Yo leí la novela en una base aérea hace muchos años. Me marcó de un modo inimaginable, Emilio. Había leído libros de Capote ("Un árbol de noche", "Otras voces, otros ámbitos"), pero ninguno me había perturbado como lo hizo "A sangre fría". No es ya el botín que lograron los asesinos (creo que fueron 30 dólares), es el hecho de quebrar cuatro vidas, dos de ellas tan prometedoras, tan especiales. Capote logra el milagro de colocarnos en la piel de los criminales y las víctimas. Ya te dije (tú lo sabías) que él se enamoró de Perry perdidamente. De lo injusto de su físico contrahecho y de su vida amorfa. Al tiempo, nos puso al tanto de la vida de los adolescentes muertos por nada y de los especiales que eran y podrían haber sido. "A sangre fría" es un milagro literario. No me extraña que le costase toda una vida volver a escribir una novela después de aquello.

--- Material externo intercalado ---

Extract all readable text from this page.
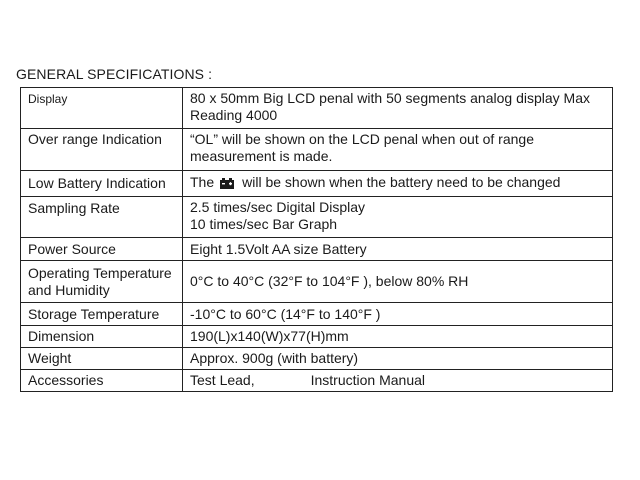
GENERAL SPECIFICATIONS :
Display	80 x 50mm Big LCD penal with 50 segments analog display Max Reading 4000
Over range Indication	“OL” will be shown on the LCD penal when out of range measurement is made.
Low Battery Indication	The will be shown when the battery need to be changed
Sampling Rate	2.5 times/sec Digital Display
10 times/sec Bar Graph

Power Source	Eight 1.5Volt AA size Battery
Operating Temperature and Humidity	0°C to 40°C (32°F to 104°F ), below 80% RH
Storage Temperature	-10°C to 60°C (14°F to 140°F )
Dimension	190(L)x140(W)x77(H)mm
Weight	Approx. 900g (with battery)
Accessories	Test Lead, Instruction Manual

No he visto la película. La protagonizada por Seymour Hoffman es muy mejorable pese a sus muy loables intenciones. Él está soberbio, pero a la trama le faltan cosas por desarrollar. La historia de aquellos días en el condado de Finney está por encontrar todavía un vehículo adecuado, por lo que cuentas.

Isabel Huete dijo...

Yo creo que Capote, si no hubiese convertido su vida en una parodia de lo que en el fondo odiaba, se hubiese muerto de sensibilidad. En el fondo era un sufriente nato; su vida era en realidad un luto.

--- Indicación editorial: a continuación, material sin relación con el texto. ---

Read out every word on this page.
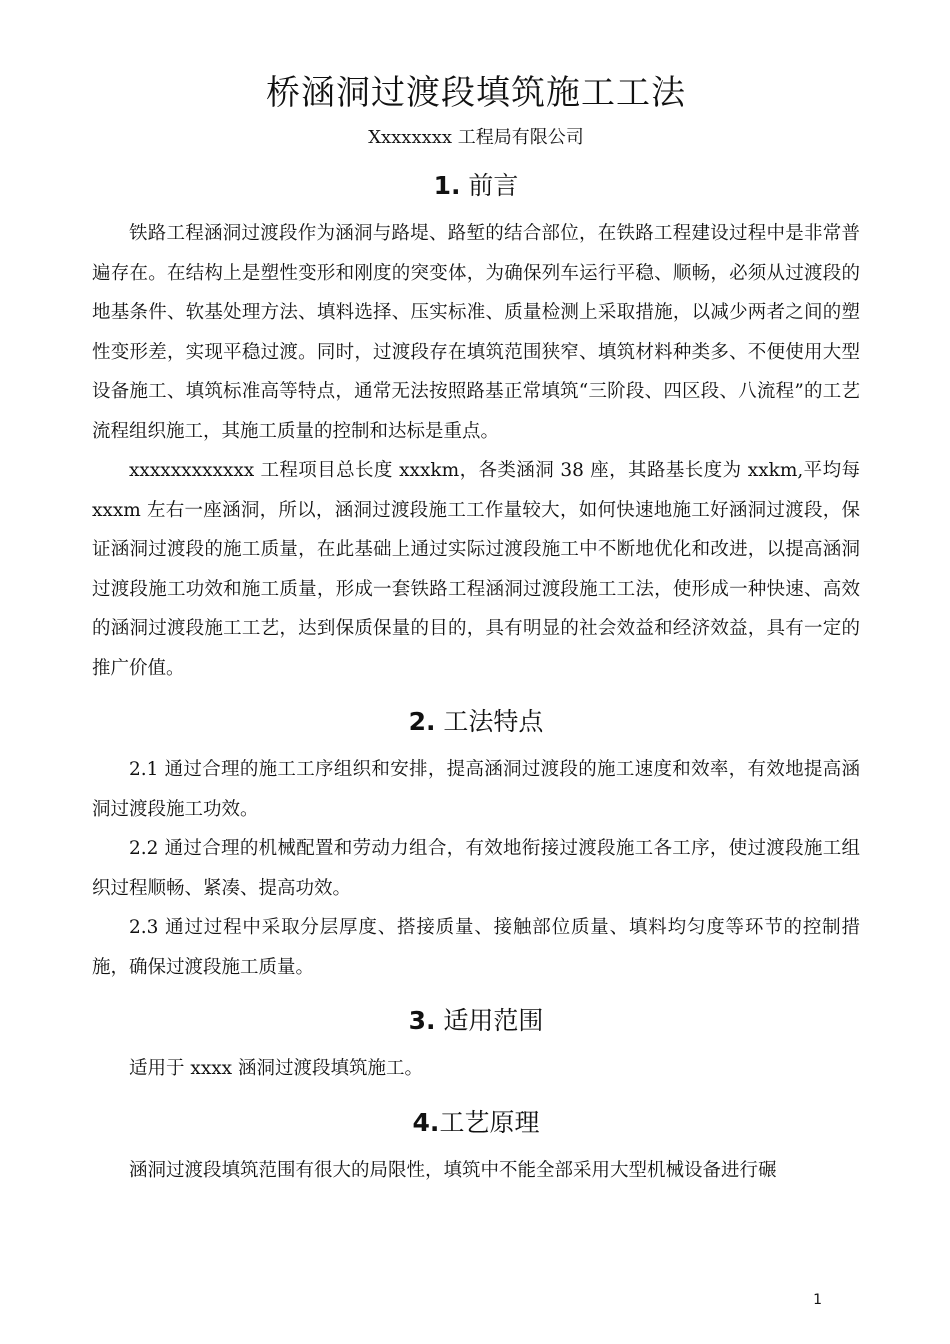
桥涵洞过渡段填筑施工工法
Xxxxxxxx 工程局有限公司
1. 前言

铁路工程涵洞过渡段作为涵洞与路堤、路堑的结合部位，在铁路工程建设过程中是非常普遍存在。在结构上是塑性变形和刚度的突变体，为确保列车运行平稳、顺畅，必须从过渡段的地基条件、软基处理方法、填料选择、压实标准、质量检测上采取措施，以减少两者之间的塑性变形差，实现平稳过渡。同时，过渡段存在填筑范围狭窄、填筑材料种类多、不便使用大型设备施工、填筑标准高等特点，通常无法按照路基正常填筑“三阶段、四区段、八流程”的工艺流程组织施工，其施工质量的控制和达标是重点。

xxxxxxxxxxxx 工程项目总长度 xxxkm，各类涵洞 38 座，其路基长度为 xxkm,平均每 xxxm 左右一座涵洞，所以，涵洞过渡段施工工作量较大，如何快速地施工好涵洞过渡段，保证涵洞过渡段的施工质量，在此基础上通过实际过渡段施工中不断地优化和改进，以提高涵洞过渡段施工功效和施工质量，形成一套铁路工程涵洞过渡段施工工法，使形成一种快速、高效的涵洞过渡段施工工艺，达到保质保量的目的，具有明显的社会效益和经济效益，具有一定的推广价值。

2. 工法特点

2.1 通过合理的施工工序组织和安排，提高涵洞过渡段的施工速度和效率，有效地提高涵洞过渡段施工功效。

2.2 通过合理的机械配置和劳动力组合，有效地衔接过渡段施工各工序，使过渡段施工组织过程顺畅、紧凑、提高功效。

2.3 通过过程中采取分层厚度、搭接质量、接触部位质量、填料均匀度等环节的控制措施，确保过渡段施工质量。

3. 适用范围

适用于 xxxx 涵洞过渡段填筑施工。

4.工艺原理

涵洞过渡段填筑范围有很大的局限性，填筑中不能全部采用大型机械设备进行碾

1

A sangre fría... No puedo mejorar vuestros comentarios y los comparto al 100x100.

Besitos.

Emilio Calvo de Mora dijo...

No sabía nada de Capote cuando cogí A sangre fría. Ni de la película. Sorprende después, desde esa incontaminación, descubrir el mundo que había detrás, y fascina. Es la misma historia, Álex: debemos o no conocer la trastienda, el atrezzo del que escribe, qué flexo le ilumina, dónde vivió, a qué dedica el tiempo libre. Bueno, me voy por las ramas y no es precisamente Perales santo de ninguna de mis muchísimas devociones. La literatura es una, claro. Y el cine. Y los viernes son otra. Buen fin de semana, my friend. El sábado, si no salgo de viaje, que entra en lo posible, te llamo como quedamos.

Morir de amor, despacio y en silencio. Después de Perales, el Bosé. Ja ja. No, vamos en serio: morir de sensibilidad es un hecho en la Historia. Se muere a diario cuando enciendes la tele y ves las tropelías del género humano. Berlusconi, al que hoy he dedicado mis primeros funestos pensamientos, es uno de esos pequeños dictadores de la sensibilidad ajena. Una pena. Historia de un crimen es una película notable, Isabel; en ese aspecto, en muchos. Abrazos. Besos. Todo eso.